Le ministère burkinabé de la Justice et des Droits humains a annoncé, vendredi, une vaste opération de recouvrement visant les chèques impayés, les créances bancaires et celles issues de décisions de justice favorables à l’État, avec un ultimatum de huit jours accordé aux débiteurs pour régulariser leur situation.
Selon le ministre de la Justice, Rodrigue Bayala, le portefeuille global des créances suivies par l’Agent judiciaire de l’État (AJE) s’élève à 107 milliards 306 millions 194 136 FCFA. Ce montant comprend notamment plus de 10 000 chèques impayés, évalués à 33 milliards 986 millions 872 718 FCFA au 31 mars 2026. Ces chèques, impliquant l’ensemble des banques de la place, proviennent des services des Impôts, des Douanes et du Trésor sur toute l’étendue du territoire.
Le ministre a dénoncé un système frauduleux structuré, évoquant « une véritable association de malfaiteurs » caractérisée par la création d’entreprises fictives, l’ouverture de comptes bancaires et l’utilisation de chéquiers, avec la complicité de certains agents publics.
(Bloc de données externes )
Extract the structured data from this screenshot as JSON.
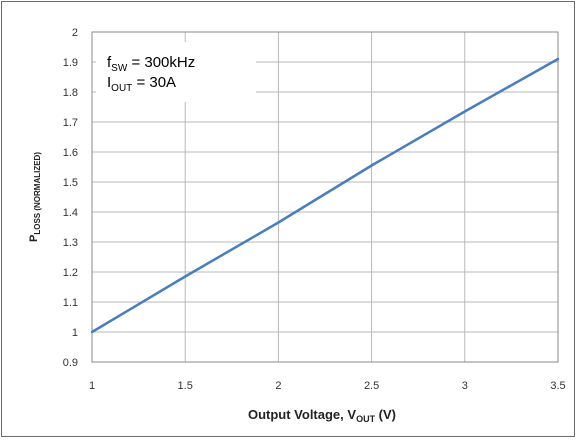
{
  "chart_data": {
    "type": "line",
    "x": [
      1,
      1.5,
      2,
      2.5,
      3,
      3.5
    ],
    "series": [
      {
        "values": [
          1.0,
          1.185,
          1.365,
          1.555,
          1.735,
          1.91
        ]
      }
    ],
    "xlim": [
      1,
      3.5
    ],
    "ylim": [
      0.9,
      2.0
    ],
    "x_ticks": [
      "1",
      "1.5",
      "2",
      "2.5",
      "3",
      "3.5"
    ],
    "y_ticks": [
      "0.9",
      "1",
      "1.1",
      "1.2",
      "1.3",
      "1.4",
      "1.5",
      "1.6",
      "1.7",
      "1.8",
      "1.9",
      "2"
    ],
    "xlabel": {
      "main": "Output Voltage, V",
      "sub": "OUT",
      "unit": " (V)"
    },
    "ylabel": {
      "main": "P",
      "sub": "LOSS (NORMALIZED)"
    },
    "annotation": [
      {
        "main": "f",
        "sub": "SW",
        "rest": " = 300kHz"
      },
      {
        "main": "I",
        "sub": "OUT",
        "rest": " = 30A"
      }
    ],
    "grid": true,
    "colors": {
      "line": "#4a7ebb",
      "grid": "#b8b8b8",
      "axis": "#888888"
    }
  }
}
Outre les chèques impayés, les créances bancaires sont estimées à 20 milliards FCFA à fin décembre 2025, tandis que les créances contentieuses ordinaires atteignent 2,51 milliards FCFA. Les créances issues de décisions de justice — incluant les dommages et intérêts, les frais de procédure et les amendes prononcées notamment par la Cour des comptes — s’élèvent à 4,29 milliards FCFA.
Par ailleurs, les créances des démembrements de l’État représentent une part importante, avec un encours de 46,51 milliards FCFA. Elles concernent, entre autres, les redevances impayées dans le secteur des communications électroniques et des postes, les prêts octroyés par des fonds nationaux de financement tels que le FDCT, le FBDES ou Faso Kuna Wili, ainsi que des factures impayées de sociétés d’État.
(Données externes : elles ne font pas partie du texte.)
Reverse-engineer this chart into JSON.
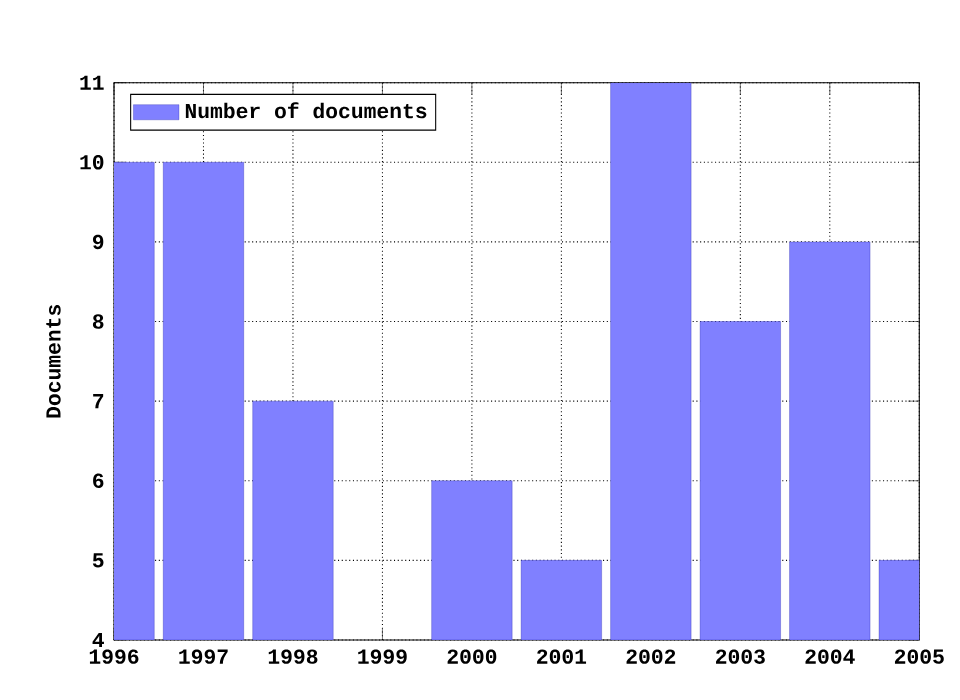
{
  "chart_data": {
    "type": "bar",
    "ylabel": "Documents",
    "x": [
      1996,
      1997,
      1998,
      1999,
      2000,
      2001,
      2002,
      2003,
      2004,
      2005
    ],
    "series": [
      {
        "name": "Number of documents",
        "color": "#8080ff",
        "values": [
          10,
          10,
          7,
          null,
          6,
          5,
          11,
          8,
          9,
          5
        ]
      }
    ],
    "xlim": [
      1996,
      2005
    ],
    "ylim": [
      4,
      11
    ],
    "xticks": [
      1996,
      1997,
      1998,
      1999,
      2000,
      2001,
      2002,
      2003,
      2004,
      2005
    ],
    "yticks": [
      4,
      5,
      6,
      7,
      8,
      9,
      10,
      11
    ],
    "grid": true,
    "legend": "top left"
  }
}
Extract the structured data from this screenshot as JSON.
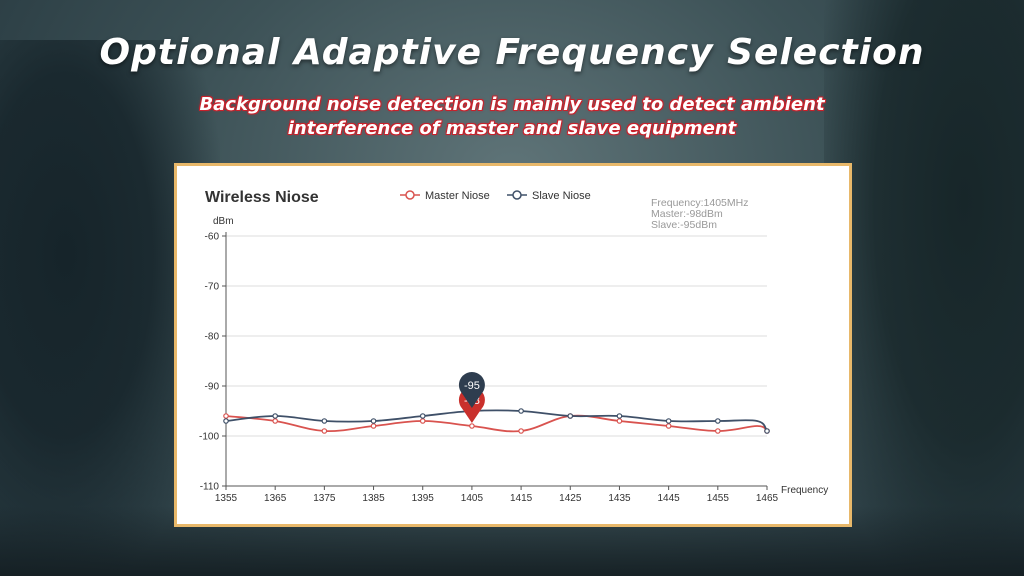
{
  "slide": {
    "title": "Optional Adaptive Frequency Selection",
    "subtitle_line1": "Background noise detection is mainly used to detect ambient",
    "subtitle_line2": "interference of master and slave equipment"
  },
  "chart_data": {
    "type": "line",
    "title": "Wireless Niose",
    "ylabel": "dBm",
    "xlabel": "Frequency",
    "ylim": [
      -110,
      -60
    ],
    "yticks": [
      -60,
      -70,
      -80,
      -90,
      -100,
      -110
    ],
    "x": [
      1355,
      1365,
      1375,
      1385,
      1395,
      1405,
      1415,
      1425,
      1435,
      1445,
      1455,
      1465
    ],
    "grid": true,
    "legend_position": "top",
    "series": [
      {
        "name": "Master Niose",
        "color": "#d9534f",
        "points": [
          [
            1355,
            -96
          ],
          [
            1365,
            -97
          ],
          [
            1375,
            -99
          ],
          [
            1385,
            -98
          ],
          [
            1395,
            -97
          ],
          [
            1405,
            -98
          ],
          [
            1415,
            -99
          ],
          [
            1425,
            -96
          ],
          [
            1435,
            -97
          ],
          [
            1445,
            -98
          ],
          [
            1455,
            -99
          ],
          [
            1463,
            -98
          ],
          [
            1465,
            -99
          ]
        ]
      },
      {
        "name": "Slave Niose",
        "color": "#3f5068",
        "points": [
          [
            1355,
            -97
          ],
          [
            1365,
            -96
          ],
          [
            1375,
            -97
          ],
          [
            1385,
            -97
          ],
          [
            1395,
            -96
          ],
          [
            1405,
            -95
          ],
          [
            1415,
            -95
          ],
          [
            1425,
            -96
          ],
          [
            1435,
            -96
          ],
          [
            1445,
            -97
          ],
          [
            1455,
            -97
          ],
          [
            1463,
            -97
          ],
          [
            1465,
            -99
          ]
        ]
      }
    ],
    "tooltip": {
      "line1": "Frequency:1405MHz",
      "line2": "Master:-98dBm",
      "line3": "Slave:-95dBm"
    },
    "markers": [
      {
        "series": "Master Niose",
        "x": 1405,
        "y": -98,
        "label": "-98",
        "color": "#c9302c"
      },
      {
        "series": "Slave Niose",
        "x": 1405,
        "y": -95,
        "label": "-95",
        "color": "#2e3d4f"
      }
    ]
  }
}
Face à l’ampleur de la situation, les autorités annoncent une intensification des mesures de recouvrement. « Le respect des engagements envers l’État n’est pas une option, c’est une obligation », a martelé le ministre, précisant que des avis de mise en demeure, des saisies de biens, des fermetures d’entreprises et des avis à tiers détenteur seront engagés sans délai.
Les débiteurs s’exposent également à des visites domiciliaires par les agents de poursuite. Ils sont invités à s’acquitter de leurs dettes auprès des services du Trésor public les plus proches, en attendant la mise en service de la plateforme digitale Faso Arzeka.
Passé le délai de huit jours, soit à compter du 25 avril 2026, des procédures de recouvrement forcé seront systématiquement enclenchées. Les autorités préviennent en outre que, pour les cas de chèques impayés, les noms des entreprises concernées ainsi que l’identité de leurs promoteurs seront rendus publics.